Dementia in the oldest-old: a limbic form?
- Eniko Kövari1
© The Author(s) 2006
Published: 28 February 2006
Several neuropathologic analyses postulate that Alzheimer's disease in the oldest-old is associated with substantial neurofibrillary tangle (NFT) formation in the CA fields of the hippocampus and neuronal loss confined to the entorhinal cortex. All of these studies have measured lesion densities, rather than absolute numbers, did not include an assessment of vascular components and, most importantly, do not take into account the potential interaction between neuropathological hallmarks in a global multivariate analysis. We present here a stereologic analysis of Alzheimer's disease -related pathology and microvascular structure in 12 oldest-old individuals including a complete assessment of total NFT, neuron numbers, amyloid volume as well as length and diameter of capillaries in entorhinal cortex, CA fields and dentate gyrus.
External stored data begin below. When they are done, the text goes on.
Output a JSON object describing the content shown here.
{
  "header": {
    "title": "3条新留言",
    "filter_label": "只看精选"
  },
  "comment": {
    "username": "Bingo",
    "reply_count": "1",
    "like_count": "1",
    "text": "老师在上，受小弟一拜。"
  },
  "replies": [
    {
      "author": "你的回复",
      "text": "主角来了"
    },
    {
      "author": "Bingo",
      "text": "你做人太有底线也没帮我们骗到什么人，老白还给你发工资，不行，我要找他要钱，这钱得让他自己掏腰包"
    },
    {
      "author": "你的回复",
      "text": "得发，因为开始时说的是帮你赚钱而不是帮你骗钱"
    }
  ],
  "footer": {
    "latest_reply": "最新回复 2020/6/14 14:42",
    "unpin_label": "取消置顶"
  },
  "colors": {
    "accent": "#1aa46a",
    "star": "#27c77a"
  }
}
The progression of NFT numbers and amyloid volume across the different Clinical Dementia Rating (CDR) groups was significantly slower in these cases compared to previously reported younger cases. Although patients with mild and moderate dementia showed significantly lower mean neuron numbers compared to CDR 0–0.5 cases, there was a marked overlap in individual values among CDR groups. A modest proportion of the variability in CDR scores was explained by NFT numbers in the CA2 field (18.1%) and the dentate gyrus (17.3%). In contrast, neither Nissl-stained neuron numbers nor total amyloid volume in the areas studied significantly predicted cognitive status. Importantly, the diameter of capillaries in CA1 field and entorhinal cortex was a strong and independent predictor of cognition in this group, explaining 34% and 40% of CR variability respectively. In contrast, total length of capillaries in the areas studied was not related to cognitive status. These data indicate that the occurrence and progression of Alzheimer's disease -related pathologic changes are not an unavoidable consequence of aging and that dementia in extreme aging depends on the damage of hippocampal subdivisions commonly less affected by NFT formation. The also suggest that structural parameters related to capillaries should be considered when establishing clinicopathological correlations in this age group.